La vuelta a la inestabilidad no debería ser únicamente tema de cifras coyunturales, sino un cuestionamiento serio del modo en que funciona esta economía.
Esta condición junto con la gran deuda pública han puesto en entredicho, por ejemplo, a la tan manida reforma energética. El precio de la gasolina sube. En su composición los impuestos que cobra el gobierno (IEPS) representan más de la quinta parte y hay que añadir el IVA. El gas se ha disparado también. Y no hay que olvidar que el precio de los energéticos significa el mayor componente de la inflación registrada y que sigue creciendo. Al gobierno no hay recursos que le alcancen.
El Banco de México anunció que habrá más aumentos en la tasa de interés, lo que repercutirá en el conjunto de los precios y en la situación de endeudamiento de las familias. Y el peso tendrá muchas dificultades para estabilizarse y más aun para apreciarse de nuevo frente al dólar. Ambas condiciones, la volatilidad del tipo de cambio y la depreciación del valor de la moneda son elementos claros de inestabilidad y fragilidad.

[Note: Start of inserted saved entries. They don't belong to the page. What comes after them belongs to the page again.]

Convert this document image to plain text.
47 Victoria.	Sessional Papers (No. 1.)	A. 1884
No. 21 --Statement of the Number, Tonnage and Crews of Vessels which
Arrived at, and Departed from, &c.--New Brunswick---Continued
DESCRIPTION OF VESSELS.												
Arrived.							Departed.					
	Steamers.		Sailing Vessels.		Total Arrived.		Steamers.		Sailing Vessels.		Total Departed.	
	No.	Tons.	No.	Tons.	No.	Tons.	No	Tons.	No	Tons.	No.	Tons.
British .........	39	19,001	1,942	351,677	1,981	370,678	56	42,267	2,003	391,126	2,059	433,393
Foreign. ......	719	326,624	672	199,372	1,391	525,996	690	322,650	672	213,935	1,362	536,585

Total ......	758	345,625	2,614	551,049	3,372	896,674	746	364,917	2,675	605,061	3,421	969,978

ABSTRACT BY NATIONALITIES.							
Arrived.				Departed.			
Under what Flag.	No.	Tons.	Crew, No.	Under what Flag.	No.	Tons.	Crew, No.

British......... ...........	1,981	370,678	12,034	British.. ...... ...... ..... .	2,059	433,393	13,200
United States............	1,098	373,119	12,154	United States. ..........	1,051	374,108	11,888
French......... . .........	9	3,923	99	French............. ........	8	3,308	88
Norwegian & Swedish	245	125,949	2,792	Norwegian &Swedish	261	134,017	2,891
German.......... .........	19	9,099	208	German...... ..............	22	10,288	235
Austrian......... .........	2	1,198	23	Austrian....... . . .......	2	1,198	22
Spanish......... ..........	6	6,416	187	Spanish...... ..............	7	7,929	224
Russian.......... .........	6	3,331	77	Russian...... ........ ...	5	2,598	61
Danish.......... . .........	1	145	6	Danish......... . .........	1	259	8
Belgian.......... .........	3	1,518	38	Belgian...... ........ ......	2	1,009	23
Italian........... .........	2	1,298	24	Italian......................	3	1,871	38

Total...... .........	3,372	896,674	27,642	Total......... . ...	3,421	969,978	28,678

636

Esta historia es ampliamente conocida por las fases cíclicas de crecimiento y recesión y por las diversas crisis económicas de las pasadas décadas. Ambos, los ciclos y las crisis son cada vez más costosos. Y aunque en términos de la contabilidad nacional parecerían superarse, la realidad es que sus efectos se acumulan y se expresan en las condiciones muy desiguales para los distintos grupos de la población.
Sin embargo, se ha defendido largamente la gestión económica basada en los criterios más convencionales seguidos internamente y alentados desde las instituciones financieras internacionales, públicas y privadas.
La relación que puede establecerse entre la sociedad y el desenvolvimiento económico es compleja. No se produce de manera directa y sus consecuencias tienden a ahondarse y extenderse, como ocurre de manera sobresaliente y dramática con las condiciones de violencia e inseguridad pública que reinan en el país.
La combinación de la disfuncionalidad económica y social es cada vez menos sostenible. En los meses que siguen hasta las elecciones las contradicciones tenderán a tensarse. Este es un fin sexenal con rasgos particulares y dependemos todos de la transición ya en curso, tanto en su forma como en su contenido.